The year 2006 seems like a lifetime ago. The housing boom seemed to be going full throttle, but danger lurked. I wrote on LewRockwell.com in March of that year, concerning a Las Vegas real estate seminar, that “nary a discouraging word was spoken.”
But despite the happy talk coming from the podium that day, pleasing the thirteen hundred attendees, I was hearing something different: “builders I talked to at the Outlook don’t believe [Dennis] Smith’s numbers. They say their traffic numbers are half what they were last year and cancellations are soaring.” A builder described the market as a bloodbath.
Again, that was 2006, home prices would peak in June of that year. Two years later we know what happened. In between, the conventional wisdom was that the market ship would right itself and all would be well. Not quite.
The spread of COVID-19 in 2020 has brought out the ham-handed instincts of government at all levels. The current housing boom surely is over. But construction is deemed an essential business in Nevada and the building of houses, apartments, and most importantly, Allegiant (Raiders’) Stadium goes on.
Andrew Smith has taken the helm from his father, Dennis, at Home Builders Research and reports an 18 percent increase in permits pulled for the construction of single-family homes this February as opposed to the same month a year ago. For the same month, resale closings were 20 percent above last year.
But since then, the governor has shut down the casino industry and has ordered us to stay home. New home communities are only showing models by appointment or by video conferencing. Resale listings dropped by over 12 percent two weeks ago and another 13 percent last week.
While rumor has it KB Home has bailed out of all land purchases the company had in escrow, the beat goes on for other builders. In a piece extolling the virtues of home builder Lennar, Grant’s Interest Rate Observer writes, “Lennar says it’s taking some of the same countermeasures it deployed in 2006–08, by reducing outlays on land, land development and construction.”
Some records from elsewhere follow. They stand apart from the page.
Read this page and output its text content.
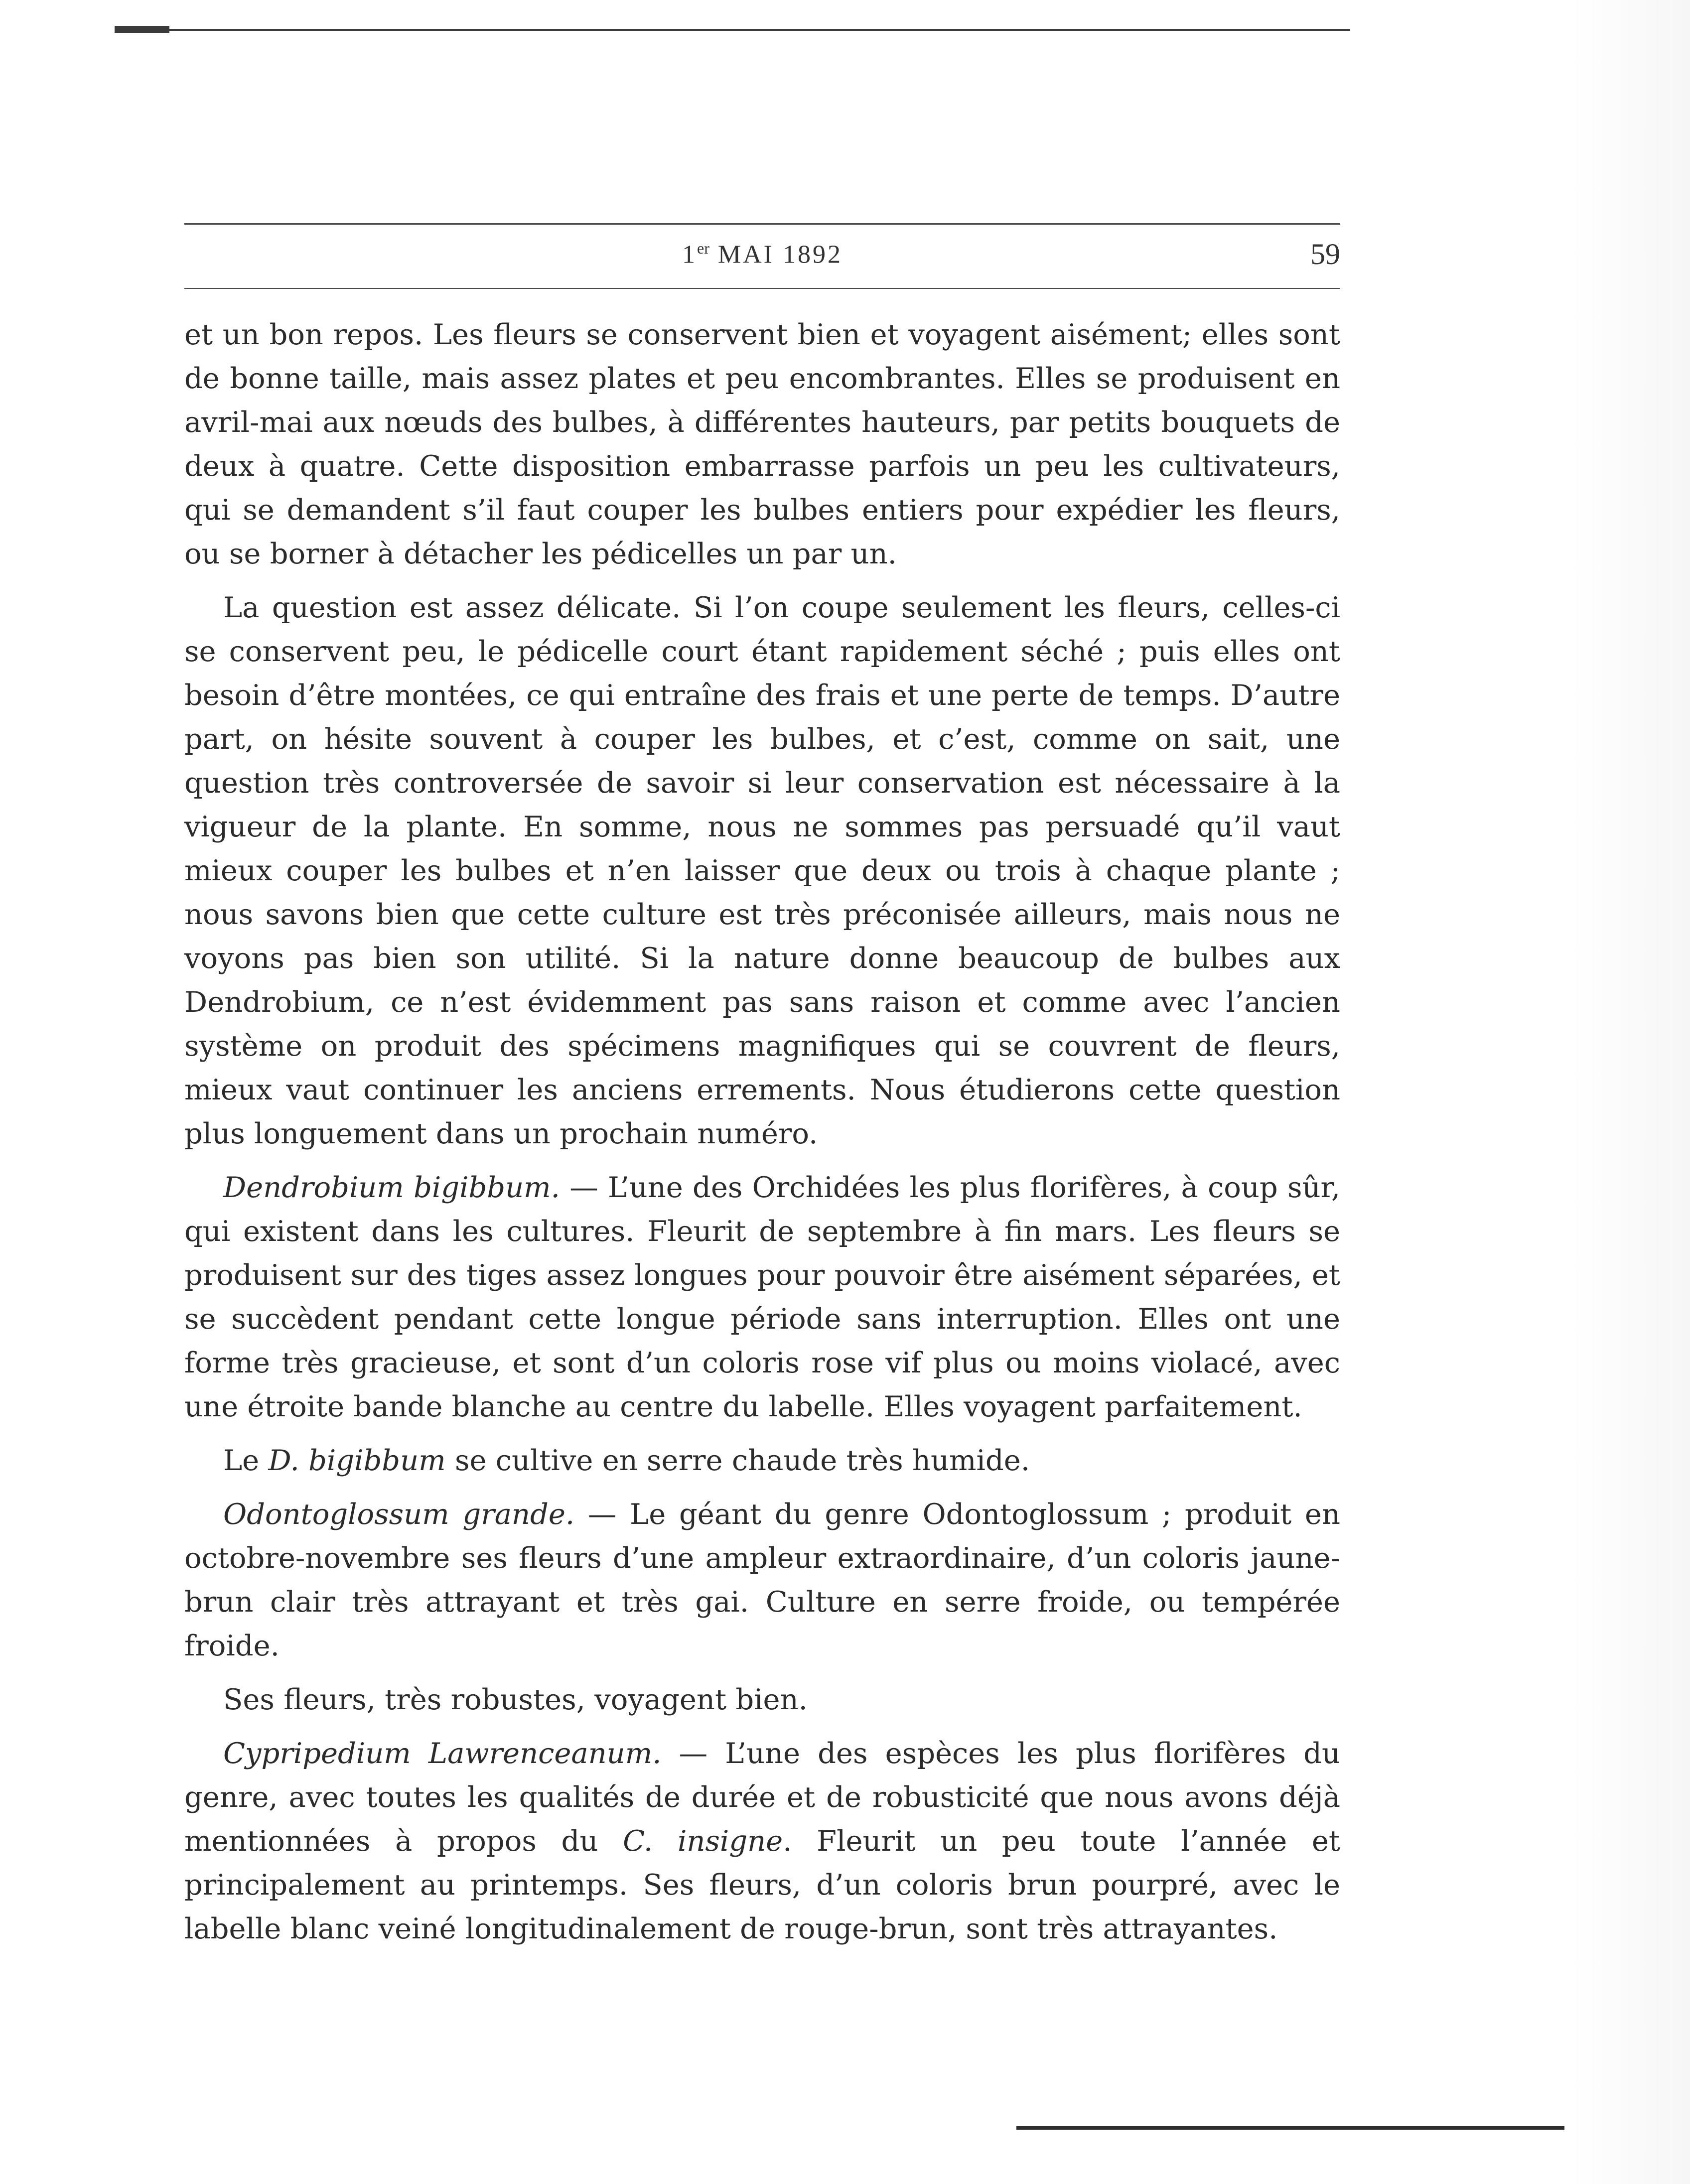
1er MAI 1892	59

et un bon repos. Les fleurs se conservent bien et voyagent aisément; elles sont de bonne taille, mais assez plates et peu encombrantes. Elles se produisent en avril-mai aux nœuds des bulbes, à différentes hauteurs, par petits bouquets de deux à quatre. Cette disposition embarrasse parfois un peu les cultivateurs, qui se demandent s’il faut couper les bulbes entiers pour expédier les fleurs, ou se borner à détacher les pédicelles un par un.

La question est assez délicate. Si l’on coupe seulement les fleurs, celles-ci se conservent peu, le pédicelle court étant rapidement séché ; puis elles ont besoin d’être montées, ce qui entraîne des frais et une perte de temps. D’autre part, on hésite souvent à couper les bulbes, et c’est, comme on sait, une question très controversée de savoir si leur conservation est nécessaire à la vigueur de la plante. En somme, nous ne sommes pas persuadé qu’il vaut mieux couper les bulbes et n’en laisser que deux ou trois à chaque plante ; nous savons bien que cette culture est très préconisée ailleurs, mais nous ne voyons pas bien son utilité. Si la nature donne beaucoup de bulbes aux Dendrobium, ce n’est évidemment pas sans raison et comme avec l’ancien système on produit des spécimens magnifiques qui se couvrent de fleurs, mieux vaut continuer les anciens errements. Nous étudierons cette question plus longuement dans un prochain numéro.

Dendrobium bigibbum. — L’une des Orchidées les plus florifères, à coup sûr, qui existent dans les cultures. Fleurit de septembre à fin mars. Les fleurs se produisent sur des tiges assez longues pour pouvoir être aisément séparées, et se succèdent pendant cette longue période sans interruption. Elles ont une forme très gracieuse, et sont d’un coloris rose vif plus ou moins violacé, avec une étroite bande blanche au centre du labelle. Elles voyagent parfaitement.

Le D. bigibbum se cultive en serre chaude très humide.

Odontoglossum grande. — Le géant du genre Odontoglossum ; produit en octobre-novembre ses fleurs d’une ampleur extraordinaire, d’un coloris jaune-brun clair très attrayant et très gai. Culture en serre froide, ou tempérée froide.

Ses fleurs, très robustes, voyagent bien.

Cypripedium Lawrenceanum. — L’une des espèces les plus florifères du genre, avec toutes les qualités de durée et de robusticité que nous avons déjà mentionnées à propos du C. insigne. Fleurit un peu toute l’année et principalement au printemps. Ses fleurs, d’un coloris brun pourpré, avec le labelle blanc veiné longitudinalement de rouge-brun, sont très attrayantes.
But “As for the current tumult,” writes Grant’s, “it’s a little concerning, according to the afore-quoted [Marvin] Shapiro, who buys and develops raw land for a living, that not a few builders are in denial about the severity of the downturn.” Mr. Shapiro told Grant’s, “In each market we are in, dealing with the local representative or local divisional president, they are still gung-ho under the circumstances.” He anticipates a different point of view coming from home builder home offices. “But I keep waiting for the other shoe to drop. At some point the national office is going to call and say, ‘We are going to make project-by-project decisions,’ and we’ll see where that ends up.”
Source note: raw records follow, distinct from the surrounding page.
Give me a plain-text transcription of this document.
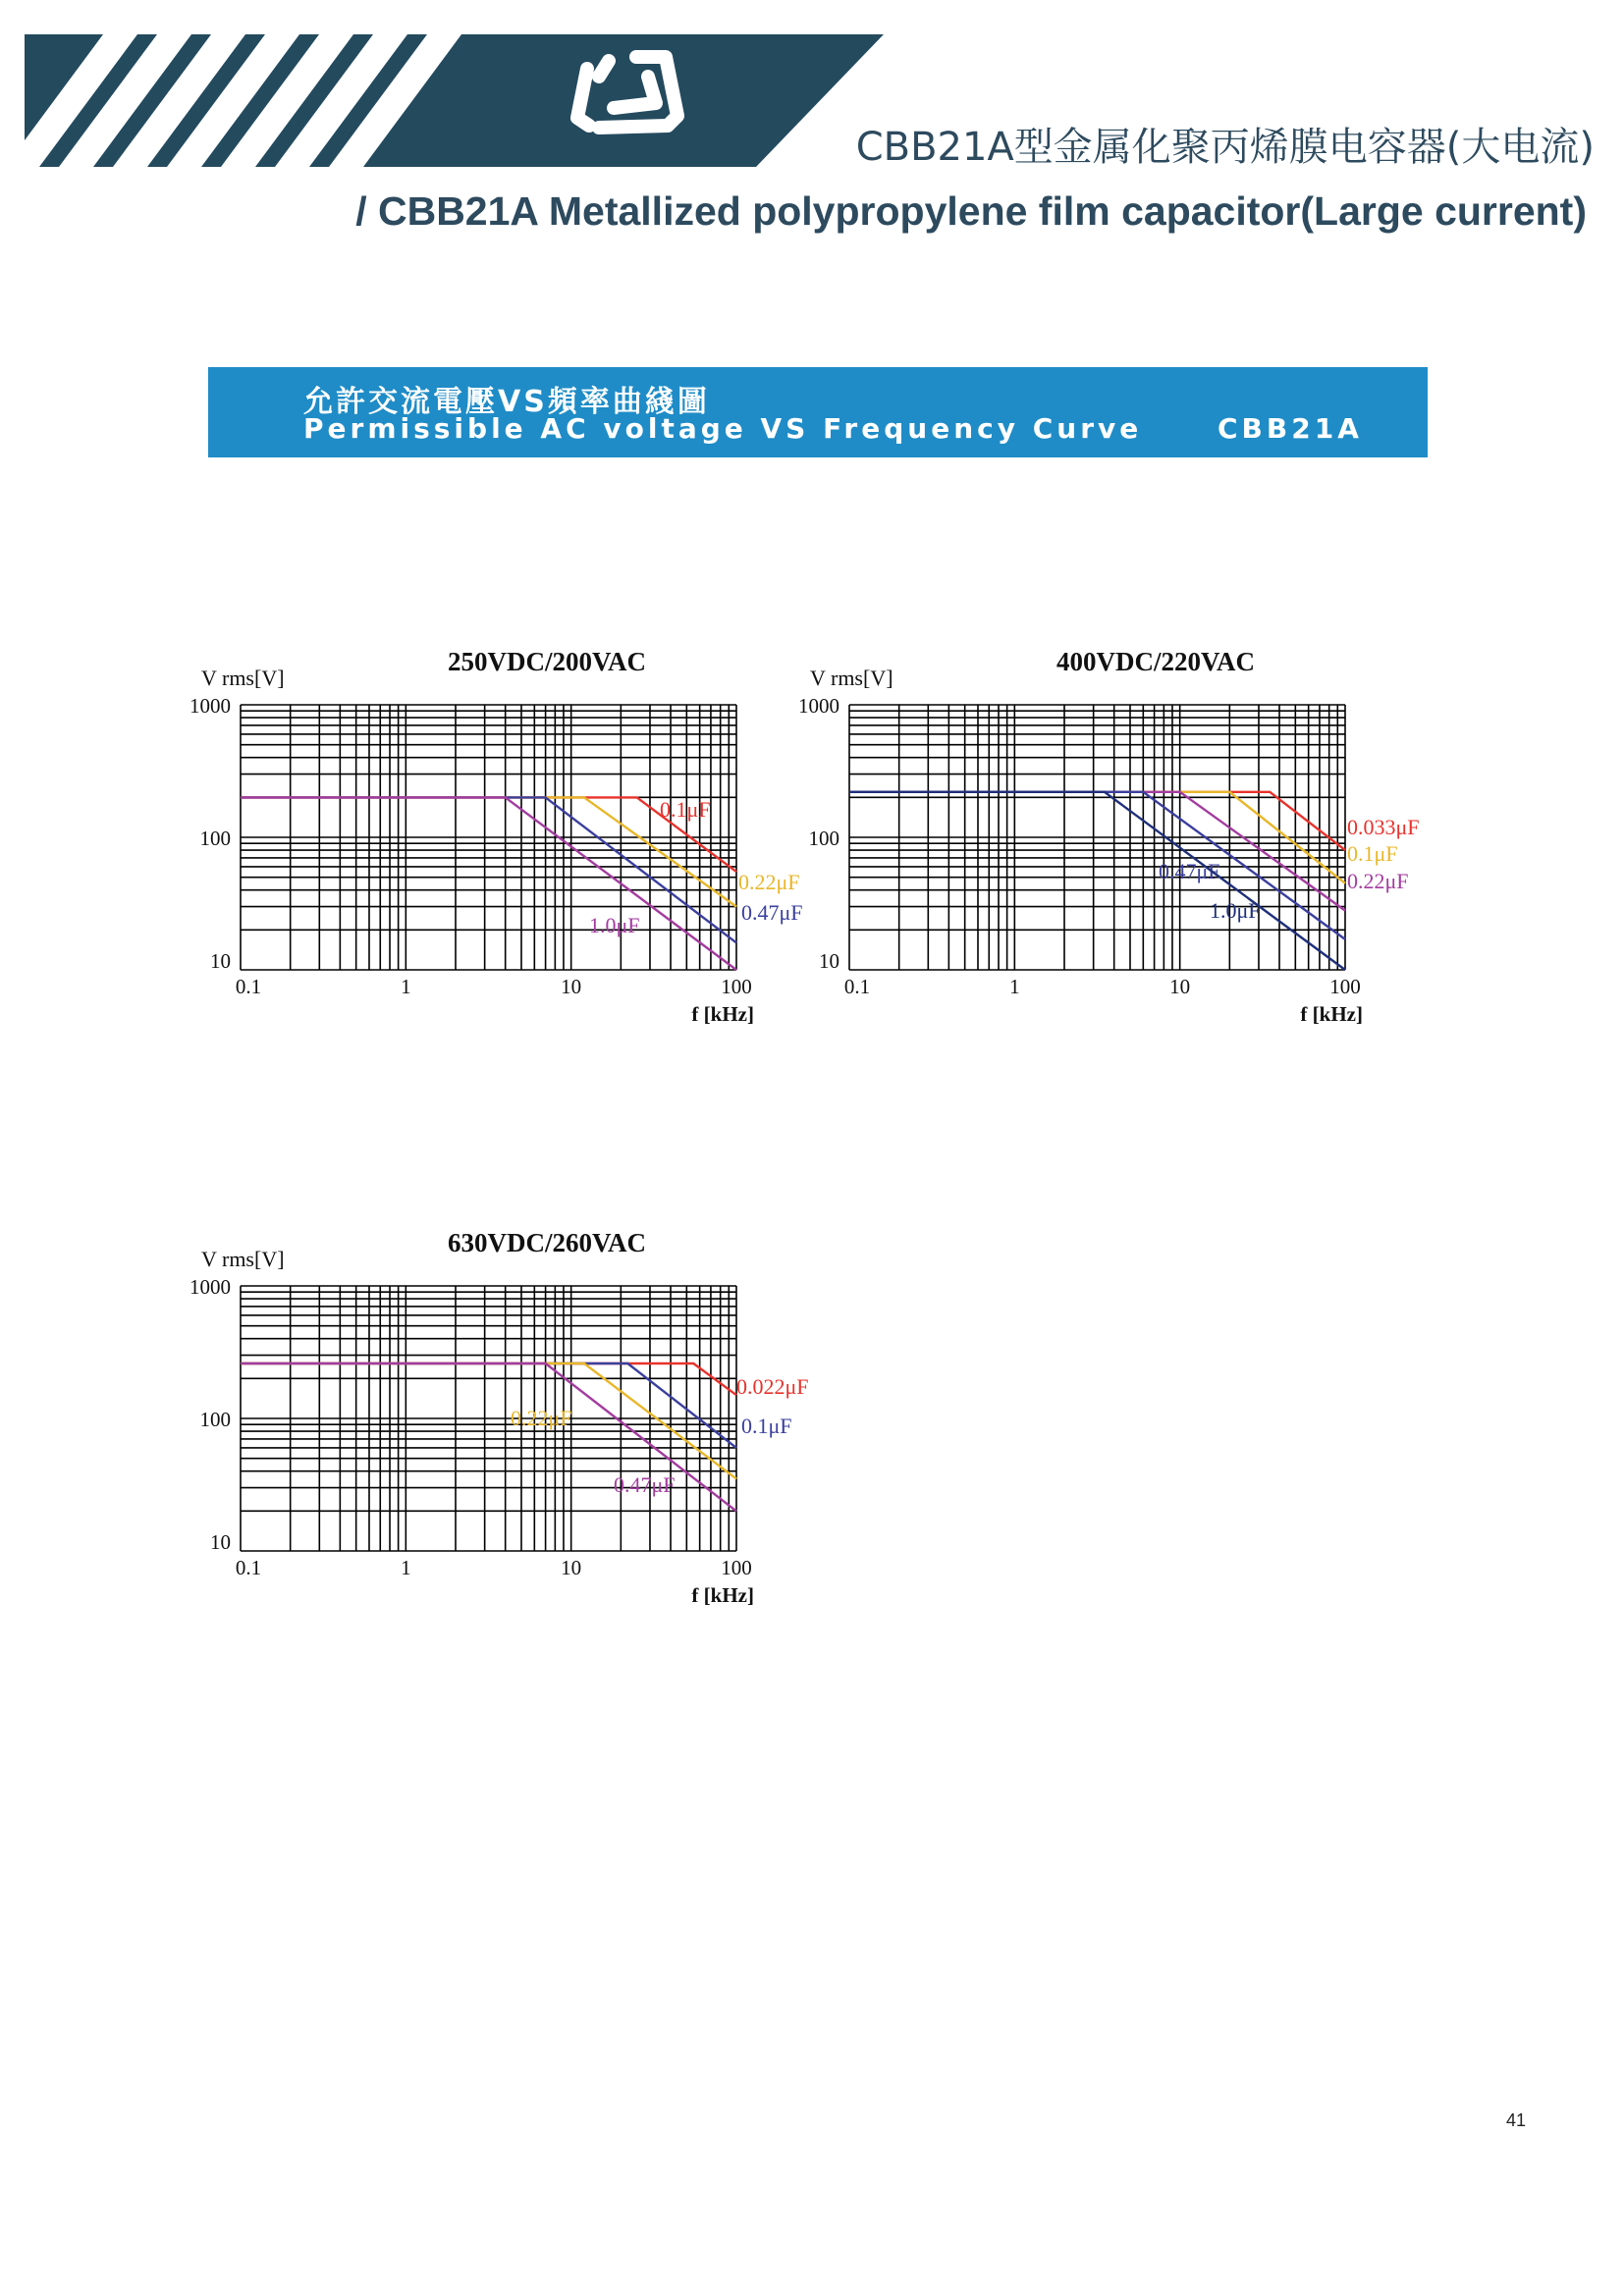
CBB21A型金属化聚丙烯膜电容器(大电流)
/ CBB21A Metallized polypropylene film capacitor(Large current)
允許交流電壓VS頻率曲綫圖
Permissible AC voltage VS Frequency Curve	CBB21A
250VDC/200VAC
V rms[V]
f [kHz]
0.1	1	10	100
10
100
1000
0.1μF
0.22μF
0.47μF
1.0μF
400VDC/220VAC
V rms[V]
f [kHz]
0.1	1	10	100
10
100
1000
0.033μF
0.1μF
0.22μF
0.47μF
1.0μF
630VDC/260VAC
V rms[V]
f [kHz]
0.1	1	10	100
10
100
1000
0.022μF
0.1μF
0.22μF
0.47μF
41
A conversation with a Las Vegas architect confirmed Shapiro’s experience with local divisions. Knowing he draws plans for a large home builder and a number of apartment developers, I asked, “Are they pumping the brakes, slamming on the brakes, or going on as before?”
“Oh, they believe this will last maybe a month or two and then things will go back to normal,” he said. “Zoning packages for later this year or 2021 can’t wait.” My friend the architect’s view is “this thing will be over, the stock market will explode, and people will flood back to Las Vegas.”
Meanwhile, Home Builders Research’s Andrew Smith writes that new home sales traffic dropped 79 percent in March, while cancellations increased from just under 8 percent at the beginning of the month to over 35 percent at the end of the March.
Back in 2006, cancellations were rising but Dennis Smith wasn’t concerned, “Historically, [builders] told their sales people if you don’t have a cancellation rate over 20 percent, you’re not selling enough homes.”
Rising mortgage rates helped pop the housing bubble in ‘06 and mortgage trouble may create problems again this time. Rates are low, but, as mortgage broker Dan Draitser told Wolfe Richter of WolfeStreet.com,
All of those exotic loan programs, such as bank-statement for income and stated-income and lower-credit score programs have all ceased. Done!
All investors buying that paper are gone! No one remains.
Lenders are tightening up loan quality for government loans, such as FHA and VA loans. And for conventional loans as well.
Now it’s higher credit scores, more down, lower debt to income ratios.
Nobody has any taste for any risk at the moment.
It is a quickly changing market with everything reverting to low-risk quality loans, which leaves credit extension limited.
“Non-QM,” or basically any loan outside of Fannie, Freddie, FHA and VA, is toast. No longer exists. Being felt industry wide.
The Kübler-Ross model, or the five stages of grief, are denial, anger, bargaining, depression. and acceptance.
This year, as in 2006, the real estate industry is in denial.